By the time I got home there were two e-mails from her, one a mass e-mail to all parents and another to me thanking me for my time and concerns and reassuring me that she was committed to everyone’s safe navigation through this event. My nerves started to calm a bit in her words, but I somehow still didn’t feel like I knew everything I could. I felt like I needed to know as much as I could about the young man who supposedly made the threats.

So I did the next thing any reasonable father would do: I Googled, and I found his Facebook page, and I searched it for any telltale signs of imbalance, and for the things that Michelle had previously described to me. Sure, there were some things on his page that I probably wouldn’t put on my own, but they seemed more like the kind of things a teenage boy interested in zombie-killing video games would post more than anything. There was a reference to gasoline that kind of raised my radar a little, and a reference to an anarchist, but he seemed more a young man being a little provocative than being threatening. I think I remember being a little provocative at that age as well, when I wanted attention.

By the next day, through conversations with Megan and others (and my Googling), a clearer picture of this student came through. For whatever reason, he was a young man without many friends in his own school, and he was apt to do and say things that sometimes were meant to shock and gain attention. It was his way of being noticed in the sea of anonymity we all know large schools can be. But he didn’t know how to distinguish between things appropriate and inappropriate to say within the context of school, or within social norms. He apparently did not know that some things said may call all kinds of wrong attention to him, or that they may actually cause real fear in others.

After the fact, I actually felt for him. He did, in fact, make an inappropriate comment in the school hall that caused someone concern. But, because that comment became more and more distorted as the lines of communication stretched out wider and longer, the entire school had—by that afternoon—begun to paint him as a monster that threatened them all. By the end of the day he sat at a precarious edge, where either someone could reach out to him and pull him back, or where the entire student body could push him socially, and psychologically, off the edge to become the very thing they all feared him to be.

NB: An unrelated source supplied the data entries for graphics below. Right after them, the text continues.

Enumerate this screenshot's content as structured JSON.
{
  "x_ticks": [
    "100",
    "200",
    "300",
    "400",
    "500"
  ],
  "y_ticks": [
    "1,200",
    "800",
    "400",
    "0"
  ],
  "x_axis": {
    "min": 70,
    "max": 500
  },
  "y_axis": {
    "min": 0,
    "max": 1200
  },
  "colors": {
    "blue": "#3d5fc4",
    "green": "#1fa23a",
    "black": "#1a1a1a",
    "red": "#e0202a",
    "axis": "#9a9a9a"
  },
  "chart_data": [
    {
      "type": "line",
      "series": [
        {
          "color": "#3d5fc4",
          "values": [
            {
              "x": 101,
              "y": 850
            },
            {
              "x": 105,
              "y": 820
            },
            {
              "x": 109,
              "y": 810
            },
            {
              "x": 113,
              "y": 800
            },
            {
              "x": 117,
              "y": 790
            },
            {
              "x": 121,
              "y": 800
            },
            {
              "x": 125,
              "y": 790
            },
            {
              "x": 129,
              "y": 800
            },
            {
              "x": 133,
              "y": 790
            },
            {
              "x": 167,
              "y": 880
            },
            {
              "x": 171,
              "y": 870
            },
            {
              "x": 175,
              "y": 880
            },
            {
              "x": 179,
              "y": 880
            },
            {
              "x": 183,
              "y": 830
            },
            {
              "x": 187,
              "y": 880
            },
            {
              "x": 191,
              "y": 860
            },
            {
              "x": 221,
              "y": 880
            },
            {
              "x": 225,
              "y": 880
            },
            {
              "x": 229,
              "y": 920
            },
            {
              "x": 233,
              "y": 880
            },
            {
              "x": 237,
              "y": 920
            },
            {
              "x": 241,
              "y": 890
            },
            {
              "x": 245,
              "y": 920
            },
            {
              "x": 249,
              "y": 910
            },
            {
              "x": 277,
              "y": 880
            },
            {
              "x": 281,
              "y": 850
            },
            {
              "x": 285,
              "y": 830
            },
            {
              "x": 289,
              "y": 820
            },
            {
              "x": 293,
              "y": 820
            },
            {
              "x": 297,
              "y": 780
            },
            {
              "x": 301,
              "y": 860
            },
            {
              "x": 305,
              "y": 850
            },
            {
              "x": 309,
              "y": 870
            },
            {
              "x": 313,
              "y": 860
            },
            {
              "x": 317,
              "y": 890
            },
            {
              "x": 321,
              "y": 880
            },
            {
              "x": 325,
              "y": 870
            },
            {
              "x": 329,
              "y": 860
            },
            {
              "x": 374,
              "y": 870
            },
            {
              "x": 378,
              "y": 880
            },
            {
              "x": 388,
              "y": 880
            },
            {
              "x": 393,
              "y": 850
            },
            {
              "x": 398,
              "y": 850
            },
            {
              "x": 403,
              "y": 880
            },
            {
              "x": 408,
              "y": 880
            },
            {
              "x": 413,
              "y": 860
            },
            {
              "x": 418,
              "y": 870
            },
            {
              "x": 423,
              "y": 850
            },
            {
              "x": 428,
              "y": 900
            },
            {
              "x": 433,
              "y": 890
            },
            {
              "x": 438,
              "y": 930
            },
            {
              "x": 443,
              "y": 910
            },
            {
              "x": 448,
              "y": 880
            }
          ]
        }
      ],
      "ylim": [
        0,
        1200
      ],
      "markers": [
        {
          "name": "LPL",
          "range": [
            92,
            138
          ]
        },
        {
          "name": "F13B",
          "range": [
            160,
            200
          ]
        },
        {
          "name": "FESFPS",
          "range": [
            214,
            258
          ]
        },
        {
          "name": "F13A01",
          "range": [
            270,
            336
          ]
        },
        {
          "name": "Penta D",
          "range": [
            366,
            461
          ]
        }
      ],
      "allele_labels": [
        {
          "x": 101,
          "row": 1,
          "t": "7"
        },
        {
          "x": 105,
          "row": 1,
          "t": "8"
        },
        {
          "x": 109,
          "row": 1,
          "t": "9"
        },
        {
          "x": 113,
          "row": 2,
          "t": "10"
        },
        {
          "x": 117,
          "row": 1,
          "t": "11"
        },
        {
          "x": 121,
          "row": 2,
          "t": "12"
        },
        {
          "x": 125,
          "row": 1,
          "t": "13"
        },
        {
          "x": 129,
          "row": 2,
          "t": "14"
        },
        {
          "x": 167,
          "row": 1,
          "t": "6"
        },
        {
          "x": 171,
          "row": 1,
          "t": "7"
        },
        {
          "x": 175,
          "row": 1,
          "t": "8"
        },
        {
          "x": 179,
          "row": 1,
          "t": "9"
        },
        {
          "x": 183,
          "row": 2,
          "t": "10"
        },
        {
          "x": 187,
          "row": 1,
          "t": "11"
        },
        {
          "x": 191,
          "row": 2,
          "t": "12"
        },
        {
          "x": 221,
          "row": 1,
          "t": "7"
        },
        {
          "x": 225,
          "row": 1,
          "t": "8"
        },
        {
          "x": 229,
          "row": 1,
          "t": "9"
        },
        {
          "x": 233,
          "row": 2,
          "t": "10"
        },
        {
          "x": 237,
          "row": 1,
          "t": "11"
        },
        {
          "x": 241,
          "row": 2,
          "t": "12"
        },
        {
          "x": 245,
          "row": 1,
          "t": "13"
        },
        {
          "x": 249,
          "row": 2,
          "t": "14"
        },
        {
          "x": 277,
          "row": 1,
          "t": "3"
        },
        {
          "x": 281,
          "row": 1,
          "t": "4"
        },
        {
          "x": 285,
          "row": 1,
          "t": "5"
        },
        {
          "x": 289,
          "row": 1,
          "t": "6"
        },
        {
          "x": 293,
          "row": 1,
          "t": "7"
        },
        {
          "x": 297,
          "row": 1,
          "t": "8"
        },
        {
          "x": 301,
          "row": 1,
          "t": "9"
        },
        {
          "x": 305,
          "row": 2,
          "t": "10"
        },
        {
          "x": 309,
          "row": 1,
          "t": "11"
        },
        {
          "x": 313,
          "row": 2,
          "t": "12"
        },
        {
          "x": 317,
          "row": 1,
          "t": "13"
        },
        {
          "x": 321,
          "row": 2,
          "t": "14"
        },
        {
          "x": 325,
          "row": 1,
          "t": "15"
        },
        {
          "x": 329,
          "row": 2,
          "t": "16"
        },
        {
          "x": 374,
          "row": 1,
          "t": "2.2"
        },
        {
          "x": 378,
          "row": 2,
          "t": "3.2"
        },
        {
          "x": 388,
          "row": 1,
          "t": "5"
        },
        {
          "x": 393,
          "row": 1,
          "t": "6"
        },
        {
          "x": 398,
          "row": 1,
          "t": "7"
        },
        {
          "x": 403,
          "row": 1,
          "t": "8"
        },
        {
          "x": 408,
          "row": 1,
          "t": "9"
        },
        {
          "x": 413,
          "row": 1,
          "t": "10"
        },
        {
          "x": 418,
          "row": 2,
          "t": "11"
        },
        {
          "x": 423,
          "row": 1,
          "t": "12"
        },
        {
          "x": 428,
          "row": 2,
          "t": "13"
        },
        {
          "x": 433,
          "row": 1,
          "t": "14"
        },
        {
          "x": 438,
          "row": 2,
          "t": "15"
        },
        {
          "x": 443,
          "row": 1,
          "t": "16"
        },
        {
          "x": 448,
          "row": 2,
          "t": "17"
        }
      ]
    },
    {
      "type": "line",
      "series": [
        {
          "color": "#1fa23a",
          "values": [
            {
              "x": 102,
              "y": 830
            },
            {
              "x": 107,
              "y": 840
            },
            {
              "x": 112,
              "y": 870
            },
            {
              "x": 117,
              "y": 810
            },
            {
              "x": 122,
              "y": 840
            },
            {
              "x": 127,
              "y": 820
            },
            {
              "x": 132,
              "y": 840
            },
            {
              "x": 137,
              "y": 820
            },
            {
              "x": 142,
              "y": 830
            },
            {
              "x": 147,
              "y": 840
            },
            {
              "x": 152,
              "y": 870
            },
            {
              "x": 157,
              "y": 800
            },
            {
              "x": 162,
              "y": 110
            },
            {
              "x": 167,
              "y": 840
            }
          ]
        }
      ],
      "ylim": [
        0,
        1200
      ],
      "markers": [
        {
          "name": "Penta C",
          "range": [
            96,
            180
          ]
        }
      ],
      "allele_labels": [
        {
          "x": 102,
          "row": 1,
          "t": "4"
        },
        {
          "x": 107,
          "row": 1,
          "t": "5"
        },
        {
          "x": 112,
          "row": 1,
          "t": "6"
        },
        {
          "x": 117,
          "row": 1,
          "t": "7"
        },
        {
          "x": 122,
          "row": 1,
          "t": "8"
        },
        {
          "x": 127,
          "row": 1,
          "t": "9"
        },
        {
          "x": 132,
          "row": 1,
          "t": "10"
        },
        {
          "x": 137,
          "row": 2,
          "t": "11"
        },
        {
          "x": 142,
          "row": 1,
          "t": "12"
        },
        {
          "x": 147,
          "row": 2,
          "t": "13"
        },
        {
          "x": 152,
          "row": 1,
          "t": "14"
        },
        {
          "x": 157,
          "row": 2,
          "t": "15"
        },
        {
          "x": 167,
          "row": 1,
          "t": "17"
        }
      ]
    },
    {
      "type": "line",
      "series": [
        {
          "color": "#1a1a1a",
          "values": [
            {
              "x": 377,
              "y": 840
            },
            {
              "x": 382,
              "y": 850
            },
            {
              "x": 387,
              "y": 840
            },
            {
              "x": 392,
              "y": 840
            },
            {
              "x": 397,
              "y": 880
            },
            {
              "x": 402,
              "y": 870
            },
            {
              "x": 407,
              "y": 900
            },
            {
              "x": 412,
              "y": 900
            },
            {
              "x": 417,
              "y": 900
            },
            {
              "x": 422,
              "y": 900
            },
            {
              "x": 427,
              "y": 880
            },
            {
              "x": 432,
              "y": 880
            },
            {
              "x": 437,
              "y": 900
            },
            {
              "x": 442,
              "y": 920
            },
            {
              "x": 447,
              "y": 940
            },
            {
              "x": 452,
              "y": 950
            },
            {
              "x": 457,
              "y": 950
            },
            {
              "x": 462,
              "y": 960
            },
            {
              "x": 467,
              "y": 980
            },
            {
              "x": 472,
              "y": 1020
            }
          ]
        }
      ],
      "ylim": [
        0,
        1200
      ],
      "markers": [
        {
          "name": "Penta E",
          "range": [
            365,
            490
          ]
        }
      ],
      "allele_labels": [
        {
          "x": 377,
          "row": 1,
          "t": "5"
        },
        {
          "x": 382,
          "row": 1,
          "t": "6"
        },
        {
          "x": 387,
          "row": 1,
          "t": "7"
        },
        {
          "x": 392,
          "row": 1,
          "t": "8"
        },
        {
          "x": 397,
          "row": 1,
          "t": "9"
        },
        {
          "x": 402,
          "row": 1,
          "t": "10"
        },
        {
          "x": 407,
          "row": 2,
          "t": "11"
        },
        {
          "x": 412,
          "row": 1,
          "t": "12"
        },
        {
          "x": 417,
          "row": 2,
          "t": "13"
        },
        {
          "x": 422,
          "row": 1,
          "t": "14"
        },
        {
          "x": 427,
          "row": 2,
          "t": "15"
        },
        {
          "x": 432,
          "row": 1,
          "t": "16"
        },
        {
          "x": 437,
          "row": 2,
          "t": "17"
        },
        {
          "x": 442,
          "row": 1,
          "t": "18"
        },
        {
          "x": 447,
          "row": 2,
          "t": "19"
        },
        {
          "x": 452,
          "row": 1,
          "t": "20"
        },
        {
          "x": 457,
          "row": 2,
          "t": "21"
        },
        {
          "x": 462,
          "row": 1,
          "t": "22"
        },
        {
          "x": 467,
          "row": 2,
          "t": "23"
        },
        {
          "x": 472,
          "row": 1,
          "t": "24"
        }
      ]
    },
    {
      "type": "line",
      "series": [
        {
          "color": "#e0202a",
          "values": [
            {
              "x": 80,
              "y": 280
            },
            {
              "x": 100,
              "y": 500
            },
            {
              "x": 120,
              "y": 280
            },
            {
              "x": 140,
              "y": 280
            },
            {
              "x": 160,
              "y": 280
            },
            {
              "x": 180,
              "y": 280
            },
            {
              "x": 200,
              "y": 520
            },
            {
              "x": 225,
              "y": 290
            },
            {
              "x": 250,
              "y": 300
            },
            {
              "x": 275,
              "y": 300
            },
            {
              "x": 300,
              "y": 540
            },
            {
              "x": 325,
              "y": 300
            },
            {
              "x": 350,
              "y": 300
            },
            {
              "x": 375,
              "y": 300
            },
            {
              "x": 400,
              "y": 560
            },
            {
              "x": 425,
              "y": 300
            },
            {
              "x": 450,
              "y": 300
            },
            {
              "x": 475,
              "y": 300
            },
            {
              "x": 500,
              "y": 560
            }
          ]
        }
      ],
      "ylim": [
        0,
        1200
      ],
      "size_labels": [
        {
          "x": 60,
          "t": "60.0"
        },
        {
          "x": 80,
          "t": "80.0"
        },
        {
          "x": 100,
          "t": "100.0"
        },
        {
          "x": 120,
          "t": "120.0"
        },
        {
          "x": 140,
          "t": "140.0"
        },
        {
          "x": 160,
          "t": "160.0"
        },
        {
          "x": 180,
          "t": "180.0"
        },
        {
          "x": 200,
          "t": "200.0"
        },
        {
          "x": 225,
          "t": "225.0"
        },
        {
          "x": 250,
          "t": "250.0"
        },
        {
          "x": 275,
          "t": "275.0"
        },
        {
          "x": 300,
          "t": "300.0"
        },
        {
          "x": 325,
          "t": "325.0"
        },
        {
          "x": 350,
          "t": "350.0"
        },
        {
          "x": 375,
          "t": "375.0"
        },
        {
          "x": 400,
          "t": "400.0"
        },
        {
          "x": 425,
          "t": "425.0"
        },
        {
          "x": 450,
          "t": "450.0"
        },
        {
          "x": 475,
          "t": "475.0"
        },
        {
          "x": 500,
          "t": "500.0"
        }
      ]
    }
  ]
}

And I began to wonder whether many of the young people whose tragic actions we have heard and read so much about had once been at this same juncture. Was there a moment in their lives when they could have been pulled back from that chasm by someone who recognized their actions as a cry for meaningful human contact? Was there a tipping point in their lives where they decided to make real the things that people whispered about them in the halls? What might have changed with a little understanding instead of foregone conclusions spread rampantly?

The next day Megan came home from school and said that she had been to the principal’s office that morning along with several other students. I imagine a number of those visits happened all day in her office, with a number of different students. Megan didn’t give me all the details, but she did tell me that they talked about the young man, about everything that happened the previous day, and about being responsible with sharing rumors and information.

I remember Megan’s sincerity and maturity when she told me all this, and how she seemed to have taken a genuine lesson from it all. I also remember feeling very proud of her when she mentioned that she and some friends toyed with the idea of reaching out to this student, helping him feel less isolated.

I’ve never asked, so I don’t know if she ever did, or if anyone did. I hope so, because it seems to me a situation where the fate and future of One and Many are intertwined and shaped by each other, And that’s probably not a bad lesson to learn as young as when you’re in junior high.